This is the final post in my “Very Literary Christmas” series, for this year at least. We began in Jane Austen’s England, exploring how Christmas was celebrated, and then we took a trip to the wild landscapes of Russia – a land of tundra, wolves, mountains and forests.
Last, but not least, we’ll drop by the March sisters in 19th century America. Little Women has to be one of the quintessential Christmas books. It opens with that well-known line, “Christmas won’t be Christmas without any presents,’ grumbled Jo, lying on the rug“, and Christmas scenes play a large part in the novel.
After the opening scene, we see the March sisters planning what to buy their ‘Marmee’ for Christmas. On Christmas morning, although they had woken up to a festive breakfast, they generously gave it away to a poor woman with hungry children.
If you would like to re-create the Little Women breakfast for yourself on Christmas morning, I found this post: Mrs Gore’s Diary ~ A “Little Women” Breakfast.
Although they gave their breakfast to the Hummels, on Christmas night the girls were treated to a delicious supper after they had all acted in a dramatic play, entertaining their visitors.
“…when the girls saw the supper table, they could not believe their eyes. There was ice-cream, cake, fruit, and French chocolate! And in the middle of the table were flowers for each of the four actors”

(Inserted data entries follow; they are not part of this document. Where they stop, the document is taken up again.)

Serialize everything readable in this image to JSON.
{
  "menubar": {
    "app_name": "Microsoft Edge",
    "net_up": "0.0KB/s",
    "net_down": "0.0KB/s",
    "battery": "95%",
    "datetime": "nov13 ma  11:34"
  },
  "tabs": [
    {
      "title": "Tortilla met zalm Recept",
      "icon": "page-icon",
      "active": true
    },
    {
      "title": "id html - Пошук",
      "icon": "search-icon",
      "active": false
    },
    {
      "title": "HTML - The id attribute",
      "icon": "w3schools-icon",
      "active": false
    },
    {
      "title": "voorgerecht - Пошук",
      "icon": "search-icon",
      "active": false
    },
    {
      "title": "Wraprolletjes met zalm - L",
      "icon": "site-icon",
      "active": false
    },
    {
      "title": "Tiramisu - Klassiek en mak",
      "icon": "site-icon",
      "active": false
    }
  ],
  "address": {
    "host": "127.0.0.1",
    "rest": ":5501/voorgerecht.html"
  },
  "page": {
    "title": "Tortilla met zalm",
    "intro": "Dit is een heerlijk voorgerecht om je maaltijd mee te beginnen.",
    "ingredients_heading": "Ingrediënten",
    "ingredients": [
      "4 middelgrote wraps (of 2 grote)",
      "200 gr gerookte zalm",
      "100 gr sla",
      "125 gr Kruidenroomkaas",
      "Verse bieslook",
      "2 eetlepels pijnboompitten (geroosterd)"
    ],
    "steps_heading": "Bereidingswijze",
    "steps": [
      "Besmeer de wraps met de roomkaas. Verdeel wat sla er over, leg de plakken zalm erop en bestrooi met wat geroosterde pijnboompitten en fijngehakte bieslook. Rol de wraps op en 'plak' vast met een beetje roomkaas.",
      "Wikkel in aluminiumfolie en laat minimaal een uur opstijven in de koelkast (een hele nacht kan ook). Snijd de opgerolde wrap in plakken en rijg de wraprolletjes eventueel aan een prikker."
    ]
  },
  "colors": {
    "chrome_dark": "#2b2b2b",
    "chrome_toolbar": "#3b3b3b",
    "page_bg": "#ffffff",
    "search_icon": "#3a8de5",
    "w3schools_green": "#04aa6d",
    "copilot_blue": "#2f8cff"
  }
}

The book opens and closes with a Christmas scene. But the closing chapter is a lot happier than the first, as Mr March returns from his work as a chaplain during the American Civil War.
“They drank healths, told stories, sang songs, ‘reminisced’, as the old folks say, and had a thoroughly good time. A sleigh ride had been planned, but the girls would not leave their father, so the guests departed early, and as twilight gathered, the happy family sat together round the fire”
What would a ‘Little Women Christmas’ include? Little Women begins in the late 1800s, and many of their traditions are ones that we are familiar with today. They would decorate Christmas trees, and their neighbourhood would be full of seasonal cheer — wreaths on doors and windows, stockings hanging by the fire, singing carols, exchanging gifts and greetings cards…
One of the most appealing aspects of Little Women is the coziness of the story. Louisa May Alcott writes endearingly about the four March sisters growing up in New England. The book has attracted criticism at times for being syrupy and sentimental, and it is true that some passages are rather didactic. But it is a classic that I first read as a child, along with the sequels, and it has a special place in my heart.
I was surprised to find out, however, that Christmas was actually outlawed in much of New England during part of the 17th century. The Puritans disapproved of all of the feasting, rituals and merriment of Christmas. Even though it wasn’t illegal after 1681, this Public Radio International article says it remained taboo:
“Prosecutions faded, but it remained culturally taboo. It remained a regular working day, and school day, in Massachusetts until 1870, when the federal government proclaimed it a national holiday. President Ulysses S. Grant thought having a national holiday on Christmas was a way to unify the country after the civil war.”
As far as I can remember, Alcott doesn’t mention any of this in her writing. The four March girls take delight in their Christmas festivities!
Wishing you a very literary Christmas!